Abstract Collagen XIII is a type II transmembrane protein, which has a short intracellular domain and a large, mainly collagenous ectodomain. It is located at many cell-matrix junctions and in focal adhesions in cultured cells and it has a function in cell adhesive processes. Overexpression of collagen XIII molecules with an 83 amino acid deletion in part of the ectodomain leads to fetal lethality in Col13a1del transgenic mice. Doppler ultrasonography was performed at 12.5 days of gestation on fetuses resulting from heterozygous matings and matings between heterozygous and wild-type mice. Some fetuses had atrioventricular valve regurgitation (AVVR) and all of them were transgene positive. In addition, fetuses had pathological changes in functional parameters. Histological analysis showed the trabeculation of the ventricles to be reduced and the myocardium to be thinner in the fetuses with AVVR. Based on in situ hybridization (ISH), collagen XIII mRNA are normal constituents of these structures. Overexpression of mutant collagen XIII results in mid-gestation cardiac dysfunction in fetuses, and these disturbances in cardiac function may lead to death in utero. The heterozygous mice that were initially of normal appearance had an increased susceptibility to develop B cell lymphomas, which originated in the mesenteric lymph node. Collagen XIII protein was not detected in normal lymph nodes or in the lymphomas. The incidence of lymphomas was higher in conventional conditions than in a specific pathogen-free facility. In addition, the expression of collagen XIII was localized in the intestine and the basement membrane was highly abnormal. These findings suggest that collagen XIII is a critical determinant of lymphanogenesis. Using ISH, antibody staining and RT-PCR techniques collagen XIII expression was analyzed during carcinogenesis in mice and in man. Collagen XIII expression increased during carcinogenesis in mice and in man.
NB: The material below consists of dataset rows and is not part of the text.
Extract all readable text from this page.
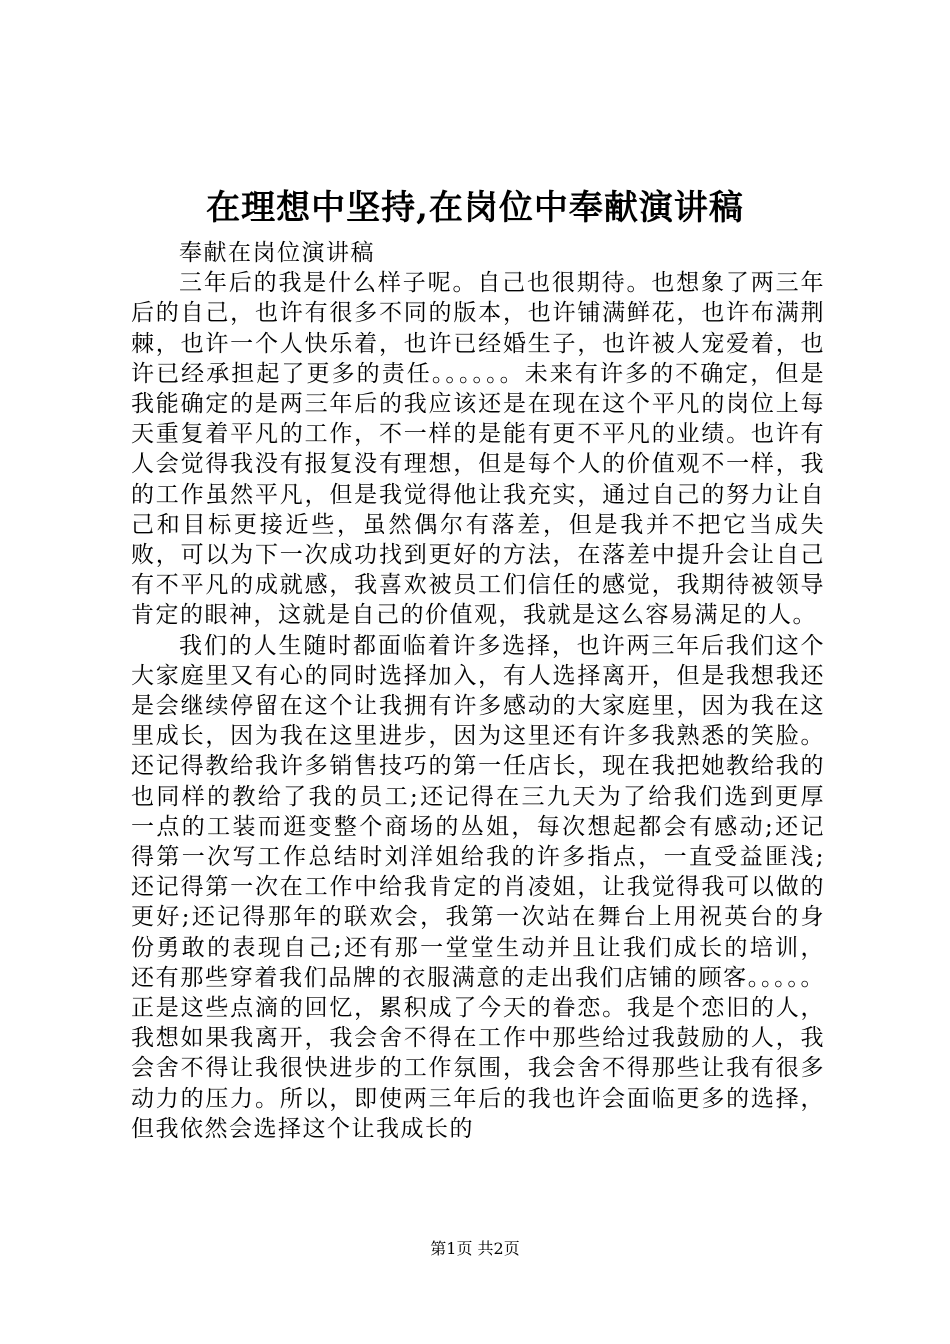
在理想中坚持,在岗位中奉献演讲稿

奉献在岗位演讲稿

三年后的我是什么样子呢。自己也很期待。也想象了两三年后的自己，也许有很多不同的版本，也许铺满鲜花，也许布满荆棘，也许一个人快乐着，也许已经婚生子，也许被人宠爱着，也许已经承担起了更多的责任。。。。。。未来有许多的不确定，但是我能确定的是两三年后的我应该还是在现在这个平凡的岗位上每天重复着平凡的工作，不一样的是能有更不平凡的业绩。也许有人会觉得我没有报复没有理想，但是每个人的价值观不一样，我的工作虽然平凡，但是我觉得他让我充实，通过自己的努力让自己和目标更接近些，虽然偶尔有落差，但是我并不把它当成失败，可以为下一次成功找到更好的方法，在落差中提升会让自己有不平凡的成就感，我喜欢被员工们信任的感觉，我期待被领导肯定的眼神，这就是自己的价值观，我就是这么容易满足的人。

我们的人生随时都面临着许多选择，也许两三年后我们这个大家庭里又有心的同时选择加入，有人选择离开，但是我想我还是会继续停留在这个让我拥有许多感动的大家庭里，因为我在这里成长，因为我在这里进步，因为这里还有许多我熟悉的笑脸。还记得教给我许多销售技巧的第一任店长，现在我把她教给我的也同样的教给了我的员工;还记得在三九天为了给我们选到更厚一点的工装而逛变整个商场的丛姐，每次想起都会有感动;还记得第一次写工作总结时刘洋姐给我的许多指点，一直受益匪浅;还记得第一次在工作中给我肯定的肖凌姐，让我觉得我可以做的更好;还记得那年的联欢会，我第一次站在舞台上用祝英台的身份勇敢的表现自己;还有那一堂堂生动并且让我们成长的培训，还有那些穿着我们品牌的衣服满意的走出我们店铺的顾客。。。。。正是这些点滴的回忆，累积成了今天的眷恋。我是个恋旧的人，我想如果我离开，我会舍不得在工作中那些给过我鼓励的人，我会舍不得让我很快进步的工作氛围，我会舍不得那些让我有很多动力的压力。所以，即使两三年后的我也许会面临更多的选择，但我依然会选择这个让我成长的

第1页 共2页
In the malignant process collagen XIII mRNA localized in the basal epithelium and in the invasive cells. According to antibody staining malignant invasive cells were positive. Results may reflect the disturbed adhesion of epithelial cells and ECM and that may affect the behaviour of the malignant cells, suggesting that collagen XIII has a significant role in the initiation of the invasion.